We were all huddled in a circle, sitting in the classroom they’ve spent the last three years learning how to speak English and use a computer in, already laughing and talking like we’re best friends. Or “instant best friends,” according to Pavani. In three years, they went from only speaking Kannada and not even knowing how to turn a computer on to well-spoken, confident, and brilliant young women who were so happy to learn how to “copy paste.” To Shivu, Avasar has been “like a staircase to climb a mountain,” to Swathi, “a second family.”
For those who are unfamiliar with Avasar, it’s a foundation that aims to help underprivileged Indian girls get out of the cycle of poverty and keep them from discontinuing school early (an issue that’s far too common in India for impoverished girls ages 15 and up). To reach this objective, they provide them with the support, skills, and tools needed to pursue their academic and occupational goals. It’s a five year program that seeks to build knowledge, instill confidence, and develop an overall positive well-being and improved quality of life. For more information on how they do so, what they stand for, and how you can help click here!
I was so nervous to meet the girls I had butterflies in my stomach. It turns out they were feeling the same way. But, luckily enough, they told us we surpassed their expectations. They were surprised at how easy it was to talk to us and that we didn’t act like how they imagined us to–like we were better than them. And I was surprised at how much we had in common and so glad they liked me.
After an hour of talking, taking photos and videos, teaching each other the popular dance moves of our hometowns (the only one Maddie and I could think of was dabbing…ugh), and discussing our favorite animals, movies, and things to do, we all noticed that our cheeks were sore from smiling so much. The girls kept giggling, massaging their happy faces, and thanking Avasar for giving them the chance to meet us. Seeing the joy radiate in their eyes and the excitement build with every story they told us made me tear up. Just like how they felt grateful to sit in front of me and Maddie, I felt blessed to sit in front of them.
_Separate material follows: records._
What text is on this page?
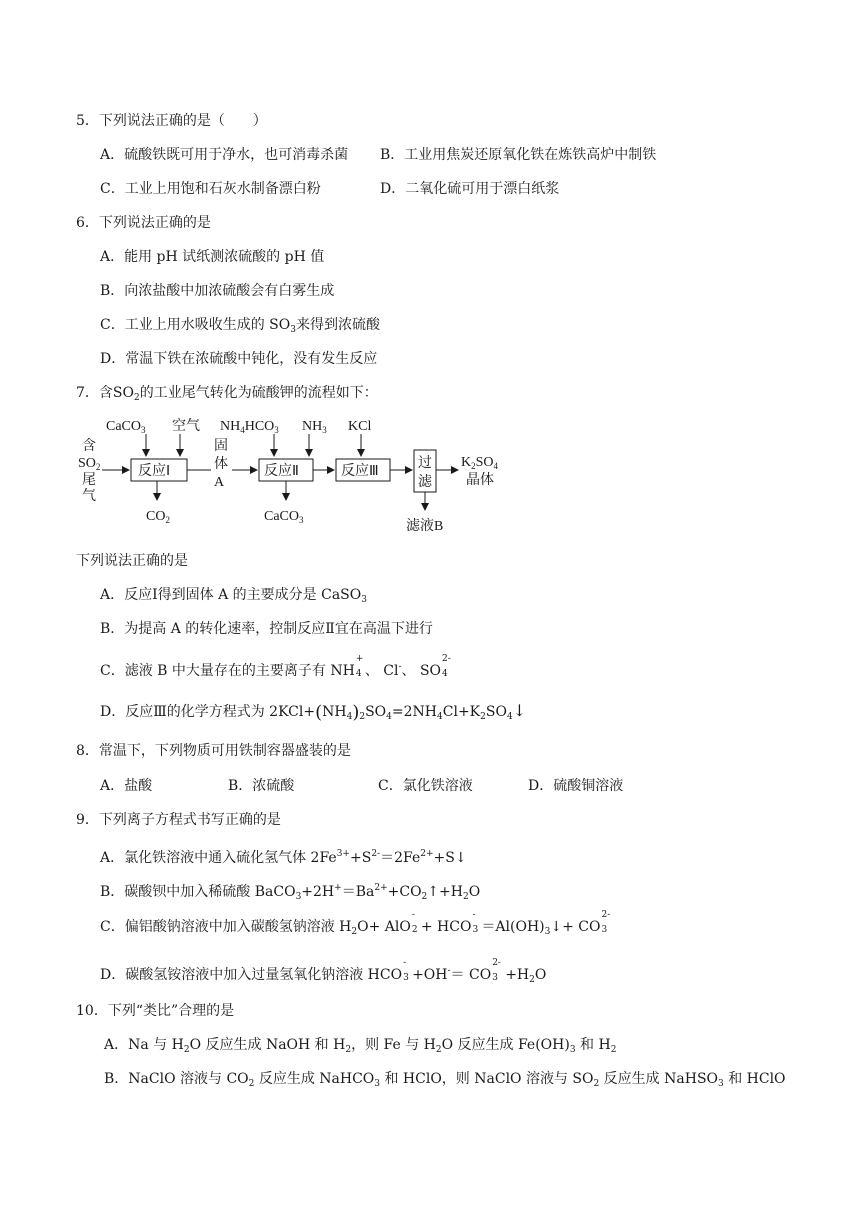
5．下列说法正确的是（　　）
A．硫酸铁既可用于净水，也可消毒杀菌 B．工业用焦炭还原氧化铁在炼铁高炉中制铁
C．工业上用饱和石灰水制备漂白粉	D．二氧化硫可用于漂白纸浆
6．下列说法正确的是
A．能用 pH 试纸测浓硫酸的 pH 值
B．向浓盐酸中加浓硫酸会有白雾生成
C．工业上用水吸收生成的 $SO_3$来得到浓硫酸
D．常温下铁在浓硫酸中钝化，没有发生反应
7．含$SO_2$的工业尾气转化为硫酸钾的流程如下：
含
$SO_2$
尾
气
CaCO$_3$ 空气
反应Ⅰ
$CO_2$
固
体
A
$NH_4HCO_3$ $NH_3$
反应Ⅱ
CaCO$_3$
KCl
反应Ⅲ
过
滤
滤液B
$K_2SO_4$
晶体
下列说法正确的是
A．反应Ⅰ得到固体 A 的主要成分是 CaSO$_3$
B．为提高 A 的转化速率，控制反应Ⅱ宜在高温下进行
C．滤液 B 中大量存在的主要离子有 NH
+
4 、 Cl-、 SO
2-
4
D．反应Ⅲ的化学方程式为 $2KCl+(NH_4)_2SO_4=2NH_4Cl+K_2SO_4↓$
8．常温下，下列物质可用铁制容器盛装的是
A．盐酸	B．浓硫酸	C．氯化铁溶液	D．硫酸铜溶液
9．下列离子方程式书写正确的是
A．氯化铁溶液中通入硫化氢气体 $2Fe^{3+}+S^{2-}=2Fe^{2+}+S↓$
B．碳酸钡中加入稀硫酸 $BaCO_3+2H^+=Ba^{2+}+CO_2↑+H_2O$
C．偏铝酸钠溶液中加入碳酸氢钠溶液 $H_2O+$ AlO
-
2 + HCO
-
$3 =Al(OH)_3↓+$ CO
2-
3
D．碳酸氢铵溶液中加入过量氢氧化钠溶液 HCO
-
3 +OH-＝ CO
2-
$3 +H_2O$
10．下列“类比”合理的是
A．Na 与 $H_2O$ 反应生成 NaOH 和 $H_2$，则 Fe 与 $H_2O$ 反应生成 $Fe(OH)_3$ 和 $H_2$
B．NaClO 溶液与 $CO_2$ 反应生成 NaHCO$_3$ 和 HClO，则 NaClO 溶液与 $SO_2$ 反应生成 NaHSO$_3$ 和 HClO
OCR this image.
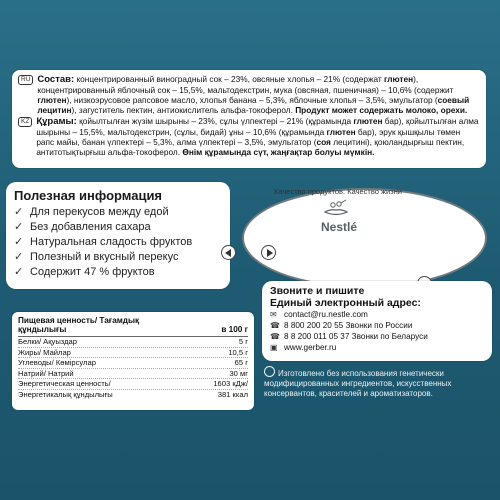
RU Состав: концентрированный виноградный сок – 23%, овсяные хлопья – 21% (содержат глютен), концентрированный яблочный сок – 15,5%, мальтодекстрин, мука (овсяная, пшеничная) – 10,6% (содержит глютен), низкоэрусовое рапсовое масло, хлопья банана – 5,3%, яблочные хлопья – 3,5%, эмульгатор (соевый лецитин), загуститель пектин, антиокислитель альфа-токоферол. Продукт может содержать молоко, орехи.
KZ Құрамы: қойылтылған жүзім шырыны – 23%, сұлы үлпектері – 21% (құрамында глютен бар), қойылтылған алма шырыны – 15,5%, мальтодекстрин, (сұлы, бидай) ұны – 10,6% (құрамында глютен бар), эрук қышқылы төмен рапс майы, банан үлпектері – 5,3%, алма үлпектері – 3,5%, эмульгатор (соя лецитині), қоюландырғыш пектин, антитотықтырғыш альфа-токоферол. Өнім құрамында сүт, жаңғақтар болуы мүмкін.
Полезная информация
✓ Для перекусов между едой
✓ Без добавления сахара
✓ Натуральная сладость фруктов
✓ Полезный и вкусный перекус
✓ Содержит 47 % фруктов
Качество продуктов. Качество жизни
Nestlé
Звоните и пишите
Единый электронный адрес:
✉ contact@ru.nestle.com
☎ 8 800 200 20 55 Звонки по России
☎ 8 8 200 011 05 37 Звонки по Беларуси
▣ www.gerber.ru
Пищевая ценность/ Тағамдық құндылығы	в 100 г
Белки/ Ақуыздар	5 г
Жиры/ Майлар	10,5 г
Углеводы/ Көмірсулар	65 г
Натрий/ Натрий	30 мг
Энергетическая ценность/	1603 кДж/
Энергетикалық құндылығы	381 ккал
Изготовлено без использования генетически модифицированных ингредиентов, искусственных консервантов, красителей и ароматизаторов.
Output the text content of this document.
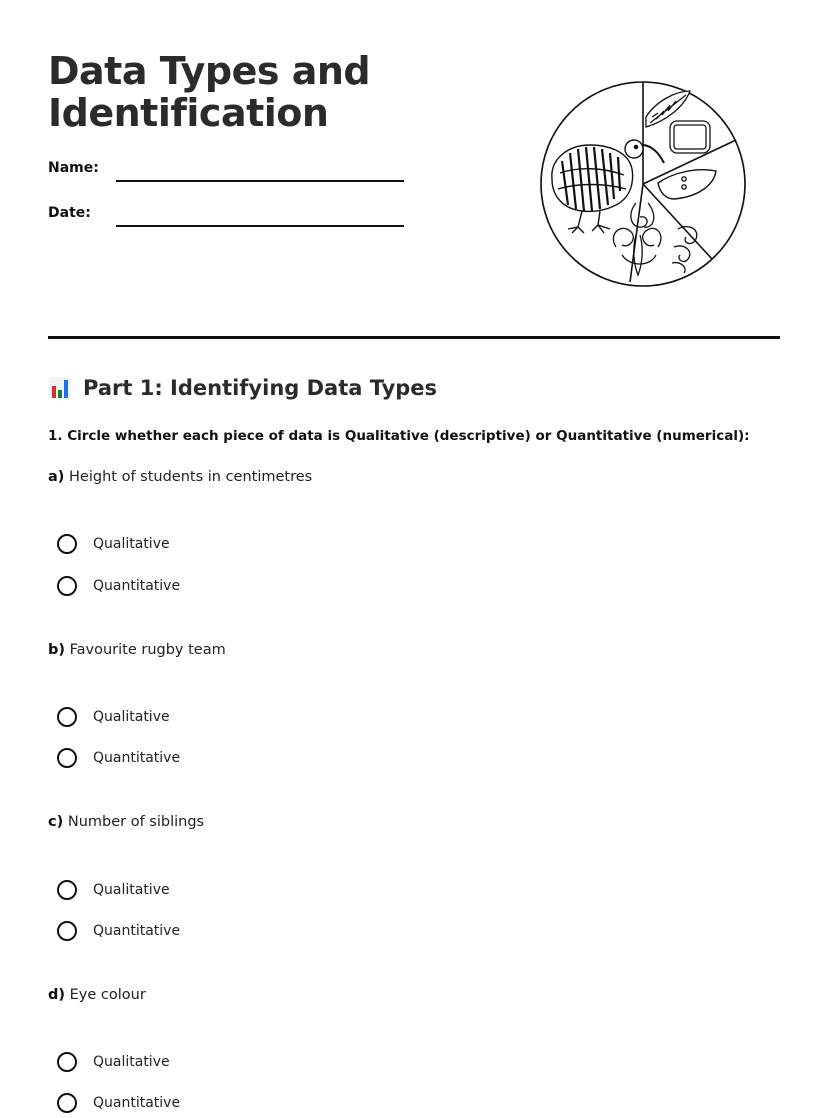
Data Types and
Identification
Name:
Date:
Part 1: Identifying Data Types
1. Circle whether each piece of data is Qualitative (descriptive) or Quantitative (numerical):
a) Height of students in centimetres
Qualitative
Quantitative
b) Favourite rugby team
Qualitative
Quantitative
c) Number of siblings
Qualitative
Quantitative
d) Eye colour
Qualitative
Quantitative
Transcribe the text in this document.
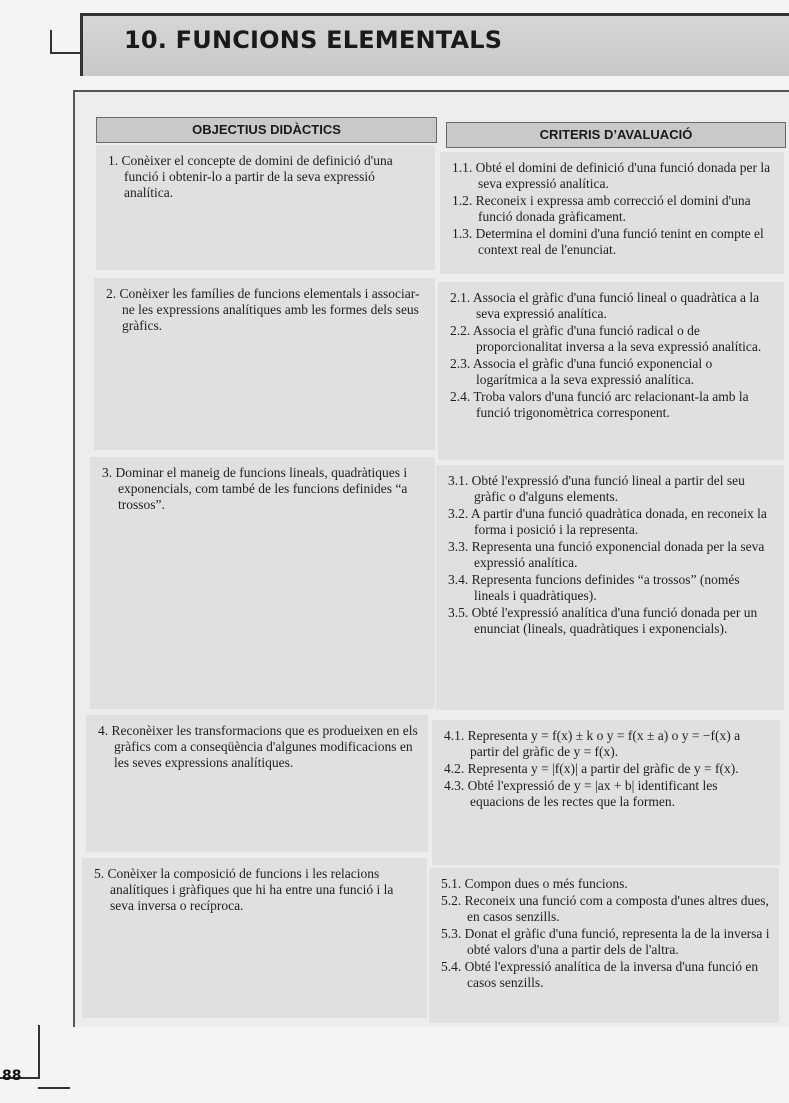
10. FUNCIONS ELEMENTALS
OBJECTIUS DIDÀCTICS	CRITERIS D’AVALUACIÓ

1. Conèixer el concepte de domini de definició d'una funció i obtenir-lo a partir de la seva expressió analítica.

1.1. Obté el domini de definició d'una funció donada per la seva expressió analítica.

1.2. Reconeix i expressa amb correcció el domini d'una funció donada gràficament.

1.3. Determina el domini d'una funció tenint en compte el context real de l'enunciat.

2. Conèixer les famílies de funcions elementals i associar-ne les expressions analítiques amb les formes dels seus gràfics.

2.1. Associa el gràfic d'una funció lineal o quadràtica a la seva expressió analítica.

2.2. Associa el gràfic d'una funció radical o de proporcionalitat inversa a la seva expressió analítica.

2.3. Associa el gràfic d'una funció exponencial o logarítmica a la seva expressió analítica.

2.4. Troba valors d'una funció arc relacionant-la amb la funció trigonomètrica corresponent.

3. Dominar el maneig de funcions lineals, quadràtiques i exponencials, com també de les funcions definides “a trossos”.

3.1. Obté l'expressió d'una funció lineal a partir del seu gràfic o d'alguns elements.

3.2. A partir d'una funció quadràtica donada, en reconeix la forma i posició i la representa.

3.3. Representa una funció exponencial donada per la seva expressió analítica.

3.4. Representa funcions definides “a trossos” (només lineals i quadràtiques).

3.5. Obté l'expressió analítica d'una funció donada per un enunciat (lineals, quadràtiques i exponencials).

4. Reconèixer les transformacions que es produeixen en els gràfics com a conseqüència d'algunes modificacions en les seves expressions analítiques.

4.1. Representa y = f(x) ± k o y = f(x ± a) o y = −f(x) a partir del gràfic de y = f(x).

4.2. Representa y = |f(x)| a partir del gràfic de y = f(x).

4.3. Obté l'expressió de y = |ax + b| identificant les equacions de les rectes que la formen.

5. Conèixer la composició de funcions i les relacions analítiques i gràfiques que hi ha entre una funció i la seva inversa o recíproca.

5.1. Compon dues o més funcions.

5.2. Reconeix una funció com a composta d'unes altres dues, en casos senzills.

5.3. Donat el gràfic d'una funció, representa la de la inversa i obté valors d'una a partir dels de l'altra.

5.4. Obté l'expressió analítica de la inversa d'una funció en casos senzills.

88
Their ability to see beauty in life despite all their hardships is something I, and many others, can learn from. Swathi, Pavani, and Shivu taught me something important that day: to find happiness in simplicity and search for positivity even when it feels miles away.
The girls were sad to see us go, but excited because we’d be meeting the next day for our trip to the zoo. Pavani told us we would be in her dreams until then. On Sunday, we all packed ourselves into Ravi’s car at nine o’clock in the morning and were off to the Bannerghatta National Park.
The first thing we did when we got to the park was go on a safari. I only managed to get one decent picture (a.k.a that quality photo of the tiger sleeping…all right, I’m actually pretty proud of it). The bus ride was too bumpy to get any others *sigh*. Afterwards, we walked around the zoo, the girls wanting to take selfies at every turn. What made this zoo differ from those in America was the fact that there were monkeys in cages and monkeys running around freely. The juxtaposition both shocked me and made me laugh. The wild monkeys were so bold, too. One even snatched a man’s bag of fruit out of his hands. The girls and I stood there amazed, trying not to break out in laughter.
Next we went peddle boating, then headed to an amusement park where Maddie and I experienced our five minutes of fame. People don’t lie when they say that, as a foreigner, you will often feel like a c-grade celebrity in India. Many will stare at you, trying to secretly take your picture, then there will be the few (or many) that will courageously ask to take a picture of or with you. We met one family that even posted the pictures of us on Facebook. We were flattered, nonetheless, but it’s still strange to go from being a no-one to suddenly having people wanting to take your photograph.
Aside from the photoshoots, we got to watch the girls’ eyes light up and hear their booming laughs as they rode the rides. Swathi looked at me after riding the ferris wheel for the third time and said, clasping her hands together, “I’m happy. I’m just so happy.” I was pretty happy, too.
As evening approached, we headed to Ravi’s sister-in-law’s house where we drank coffee and ate the most delicious biscuits I’ve ever had. Ravi’s niece showed us their crops and cows. The neighborhood kids, staring at us from their balcony, were amazed to see Maddie and I. Many of the other neighbors tried to peek through the front doorway to get a look at us as we sat on the couch. I’ve never felt so interesting in my entire life. And I don’t think my anxious self will ever get used to it.
When rain clouds started to fill the sky, we had to head out to avoid flooding streets. We crammed into Ravi’s car again–Swathi sitting on Shivu’s lap, Ravi’s daughter sitting on Pavani’s, and Maddie and I huddled close together. Our eyelids were heavy and our cheeks still sore as we drove with the sunset behind us, all anxious to lay our heads on our pillows and excited for the time we’ll see each other next.